As the weeks multiplied into months, little Ben started growing, his face becoming more like his father’s. Mrs Okafor had been taking care of Tolani and the baby as she promised. I’d gone there frequently while I was working on my dissertation. Mrs Okafor was very helpful. Of the cases I used during my research, Tolani was one of the patients whose cases proved very useful. She agreed that Mrs Okafor release the details of the therapy sessions she had with her, and that she would be willing to answer any further questions if I had any. A few others also gave their support, and the research was successful.
Tolani had some issues with her studies too. She missed a number of classes because she was too shy to go to school with a protruding belly when all her friends knew she wasn’t married. The fear of the looks, the mockeries, and the side talks troubled her. She eventually faced her fears early enough after some sessions with her counsellor, and she scaled through. It was tough at first, but eventually her friends rallied round to support her academically, mostly out of pity. When she missed any lecture, there was someone willing to bring her the notes to copy, explain things to her, and help with her assignments. Being a brilliant student herself, she caught up fine.
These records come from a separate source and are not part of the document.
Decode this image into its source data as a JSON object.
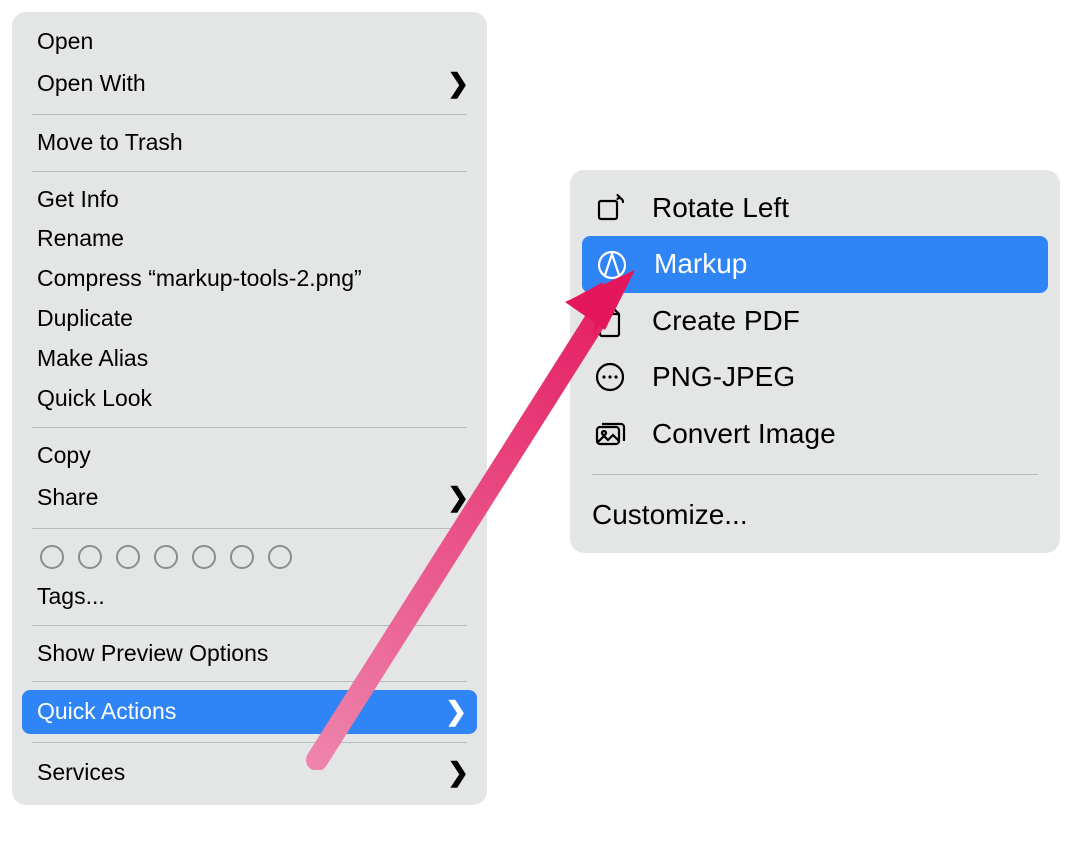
{
  "main_menu": {
    "open": "Open",
    "open_with": "Open With",
    "move_to_trash": "Move to Trash",
    "get_info": "Get Info",
    "rename": "Rename",
    "compress": "Compress “markup-tools-2.png”",
    "duplicate": "Duplicate",
    "make_alias": "Make Alias",
    "quick_look": "Quick Look",
    "copy": "Copy",
    "share": "Share",
    "tags": "Tags...",
    "show_preview_options": "Show Preview Options",
    "quick_actions": "Quick Actions",
    "services": "Services"
  },
  "sub_menu": {
    "rotate_left": "Rotate Left",
    "markup": "Markup",
    "create_pdf": "Create PDF",
    "png_jpeg": "PNG-JPEG",
    "convert_image": "Convert Image",
    "customize": "Customize..."
  },
  "colors": {
    "highlight": "#2f84f6",
    "panel": "#e3e6e5",
    "arrow_start": "#ee86ae",
    "arrow_end": "#e4175d"
  }
}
Though, I’d not gone there for the past few months, as the final exams approached, I paid Mrs Okafor a visit. I needed some practical guide to solving some questions. Since we’re family now, I visited her at home. The moment I opened the door, I was greeted with a sight that made me both happy and shocked—happy to see Mrs Okafor was pregnant again, and shocked to see Debby whom I hadn’t seen since the last time she drove us to Tayo’s dad’s office. All the times I’d gone there, I’d asked after her only once and I was told she travelled. I hadn’t asked any further to keep them from misinterpreting my actions. I had feelings for Maria already, and though I was still praying about it, I didn’t want them to think I was falling in love with Debby.
The moment I set my eyes on Debby, it was as if all the feelings I had for Maria disappeared. I cautioned myself quietly and tried to be as composed as possible. I knew I was going to have an emotional tough time there with Debby around, so I braced myself for any eventuality the moment I sat down.